Twin Metals Minnesota knew it had a fight on its hands when it lost exploratory mining rights in January. The U.S. Forest Service put a two-year moratorium on mine exploration surrounding the Boundary Waters in Superior National Forest so it could study the ramifications of opening the earth so close to federally protected wilderness.

fishing in the boundary waters
Steve Piragis, co-owner of Piragis Northwoods Company, paddles while Reid Carron fights a fish. Kris Millgate/Tight Line Media

All in Favor

Although owned by Chile-based mining company Antofagasta, Twin Metals has local support, including Up North Jobs and the mayor of Ely, Minn., Chuck Novak.

“The last mine closed in 1967, and this city never recovered from it,” Novak says. “In the winter, you can throw a snowball through town and you won’t hit anything.”

He wants the jobs that come with mining, and Minnesota’s rich mining history backs up that priority, but the North Star State is known for mining iron—which, when it comes to accidents, affects the environment differently than copper. When you mine iron and there’s a spill, you get rust. When you mine copper and there’s a spill, you get acid.

Novaks says it’s not that they don’t care about the repercussions, “But I believe I should see it before we weigh in, and none of that is being allowed to happen. That’s like your college professor failing you on a paper you haven’t written.”

Those Opposed

If those opposed have their way, the mine will not happen at all—that includes Steve Piragis, co-owner of Piragis Northwoods Company. He’s one of 23 Ely Outfitters relying on the Boundary Waters to keep business afloat. He says tourism turns the area’s money wheel and without clean water to paddle, the local economy could sink.

“There’s no compromise,” Piragis says. “It’s pollution. There just can’t be a mine here or outside the wilderness, doesn’t matter. If it’s in the watershed. It’s going to pollute the Boundary Waters.”

The group Sportsmen for the Boundary Waters is in the same boat as Piragis. Hunting and fishing via canoe is a wilderness experience they don’t want to see washed away if the mine springs a leak.

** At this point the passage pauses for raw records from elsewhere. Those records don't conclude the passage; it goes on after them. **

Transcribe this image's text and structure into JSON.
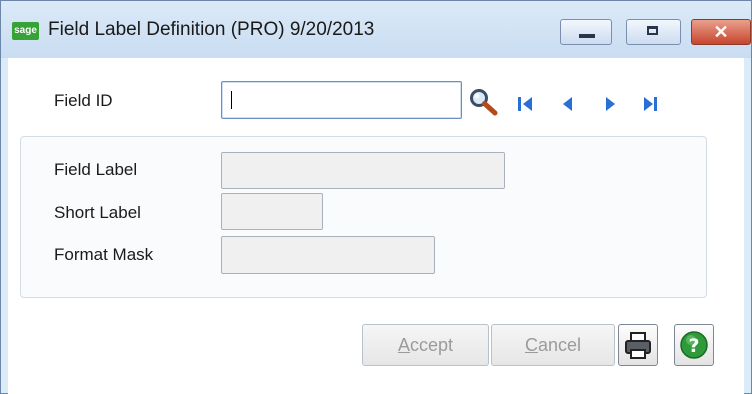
{
  "window": {
    "title": "Field Label Definition (PRO) 9/20/2013",
    "logo_text": "sage",
    "minimize_icon": "minimize-icon",
    "maximize_icon": "maximize-icon",
    "close_glyph": "✕"
  },
  "form": {
    "field_id": {
      "label": "Field ID",
      "value": ""
    },
    "field_label": {
      "label": "Field Label",
      "value": ""
    },
    "short_label": {
      "label": "Short Label",
      "value": ""
    },
    "format_mask": {
      "label": "Format Mask",
      "value": ""
    }
  },
  "nav": {
    "lookup_icon": "magnifier-icon",
    "first_icon": "first-record-icon",
    "prev_icon": "previous-record-icon",
    "next_icon": "next-record-icon",
    "last_icon": "last-record-icon"
  },
  "buttons": {
    "accept_first": "A",
    "accept_rest": "ccept",
    "cancel_first": "C",
    "cancel_rest": "ancel",
    "print_icon": "printer-icon",
    "help_icon": "help-icon",
    "help_glyph": "?"
  },
  "colors": {
    "nav_blue": "#2a6fd6",
    "help_green": "#2e9a3a",
    "sage_green": "#35a335"
  }
}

“Honestly, if there’s any type of pollution [in the wilderness,] it’s going to be really tough, almost impossible, to get that stuff out of there,” says Lukas Leaf, Sportsmen for the Boundary Waters outreach coordinator. “There is no remediation allowed in the Boundary Waters. The whole point of having this designated wilderness is so you don’t have to do that.”

Those opposed, including Save The Boundary Waters and Friends of the Boundary Waters, want the mine stopped before exploration begins. They’re hoping the two-year review turns into a 20-year ban on mining in 234,000 forest acres.

Public comment on the issue is allowed until August 17.